Comparison of the Ca2+ switch and
ATP depletion-repletion models of TJ biogenesis. In both models, MDCK
cells are plated at confluence on filters. Cells maintain an epithelial
phenotype with apical and basolateral membranes domains that are
defined by the TJ (hatched circles). Adherens belt is depicted as
broken lines through the middle of the cell.
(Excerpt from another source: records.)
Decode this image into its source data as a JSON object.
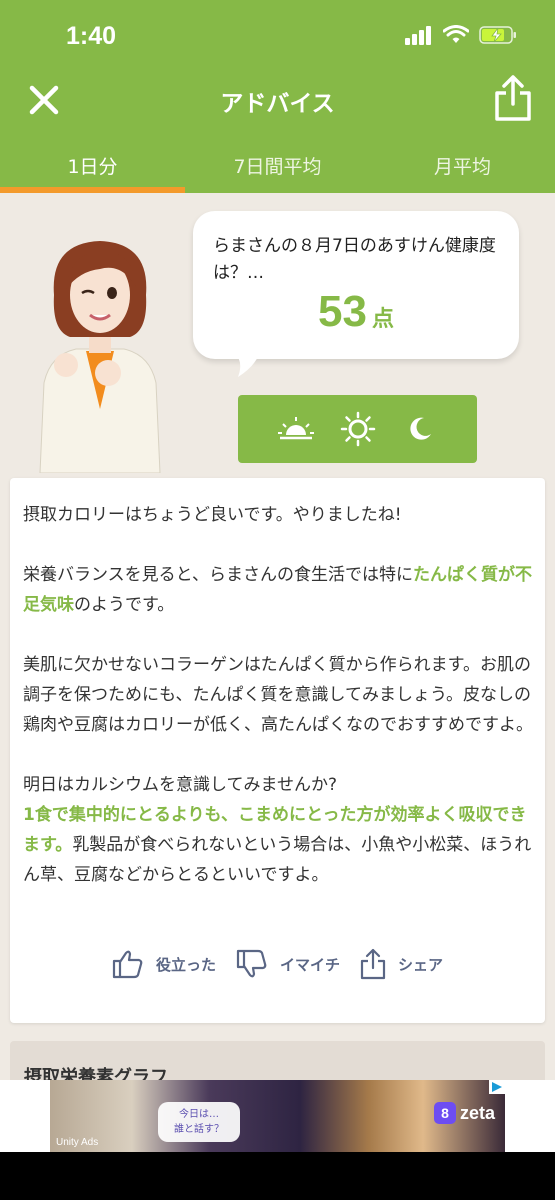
{
  "status": {
    "time": "1:40"
  },
  "header": {
    "title": "アドバイス",
    "close_icon": "close-icon",
    "share_icon": "share-icon"
  },
  "tabs": [
    {
      "label": "1日分",
      "active": true
    },
    {
      "label": "7日間平均",
      "active": false
    },
    {
      "label": "月平均",
      "active": false
    }
  ],
  "bubble": {
    "text": "らまさんの８月7日のあすけん健康度は？…",
    "score": "53",
    "unit": "点"
  },
  "time_toggle": [
    "sunrise-icon",
    "sun-icon",
    "moon-icon"
  ],
  "advice": {
    "p1": "摂取カロリーはちょうど良いです。やりましたね!",
    "p2_before": "栄養バランスを見ると、らまさんの食生活では特に",
    "p2_highlight": "たんぱく質が不足気味",
    "p2_after": "のようです。",
    "p3": "美肌に欠かせないコラーゲンはたんぱく質から作られます。お肌の調子を保つためにも、たんぱく質を意識してみましょう。皮なしの鶏肉や豆腐はカロリーが低く、高たんぱくなのでおすすめですよ。",
    "p4_line1": "明日はカルシウムを意識してみませんか?",
    "p4_highlight": "1食で集中的にとるよりも、こまめにとった方が効率よく吸収できます。",
    "p4_after": "乳製品が食べられないという場合は、小魚や小松菜、ほうれん草、豆腐などからとるといいですよ。"
  },
  "actions": {
    "like": "役立った",
    "dislike": "イマイチ",
    "share": "シェア"
  },
  "graph": {
    "title": "摂取栄養素グラフ"
  },
  "ad": {
    "speech": "今日は…\n誰と話す？",
    "brand": "zeta",
    "unity": "Unity Ads"
  },
  "colors": {
    "green": "#86b947",
    "orange": "#f39a2b",
    "bg": "#efeae3"
  }
}
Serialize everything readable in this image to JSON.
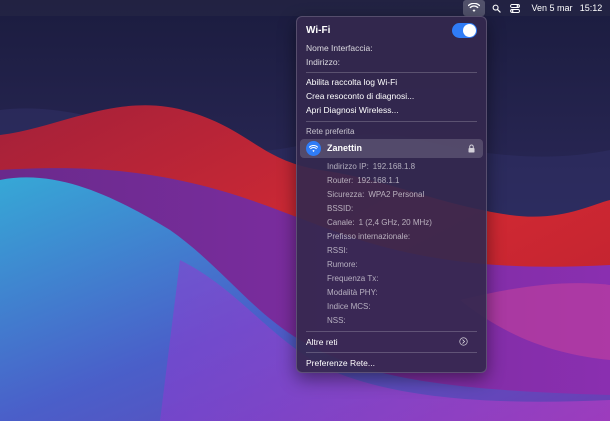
{
  "menubar": {
    "wifi_icon": "wifi-icon",
    "search_icon": "search-icon",
    "control_center_icon": "control-center-icon",
    "date": "Ven 5 mar",
    "time": "15:12"
  },
  "wifi_menu": {
    "title": "Wi-Fi",
    "toggle_on": true,
    "interface_name_label": "Nome Interfaccia:",
    "address_label": "Indirizzo:",
    "actions": [
      "Abilita raccolta log Wi-Fi",
      "Crea resoconto di diagnosi...",
      "Apri Diagnosi Wireless..."
    ],
    "preferred_header": "Rete preferita",
    "network": {
      "name": "Zanettin",
      "details": [
        {
          "label": "Indirizzo IP:",
          "value": "192.168.1.8"
        },
        {
          "label": "Router:",
          "value": "192.168.1.1"
        },
        {
          "label": "Sicurezza:",
          "value": "WPA2 Personal"
        },
        {
          "label": "BSSID:",
          "value": ""
        },
        {
          "label": "Canale:",
          "value": "1 (2,4 GHz, 20 MHz)"
        },
        {
          "label": "Prefisso internazionale:",
          "value": ""
        },
        {
          "label": "RSSI:",
          "value": ""
        },
        {
          "label": "Rumore:",
          "value": ""
        },
        {
          "label": "Frequenza Tx:",
          "value": ""
        },
        {
          "label": "Modalità PHY:",
          "value": ""
        },
        {
          "label": "Indice MCS:",
          "value": ""
        },
        {
          "label": "NSS:",
          "value": ""
        }
      ]
    },
    "other_networks": "Altre reti",
    "network_preferences": "Preferenze Rete..."
  },
  "colors": {
    "accent": "#2f7cf6",
    "menu_bg": "#34284e"
  }
}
When placed in low
Ca2+ (µM), the cells become
rounded, lose apical and basolateral domains, and allow unregulated
flux across the monolayer (followed by transepithelial resistance, a
reliable indicator of TJ integrity). In low
Ca2+ (LC, µM), transepithelial
resistance (TER) is near zero, and ZO-1 is found in intracellular
granules (hatched circles) that also contain catenins. Upon restoring
normal Ca2+ (NC, mM;
Ca2+ switch), ZO-1 translocates to
the lateral membrane and becomes more tightly associated with actin
cytoskeleton. In contrast, during ATP depletion, TER also falls to near
zero, but ZO-1 remains in the subapical lateral membrane and becomes
more tightly associated with fodrin (depicted as 3 connected ovals
along the lateral membrane) and other cytoskeletal proteins. With ATP
repletion, ZO-1 interactions with cytoskeletal proteins normalize, and
TER returns toward baseline.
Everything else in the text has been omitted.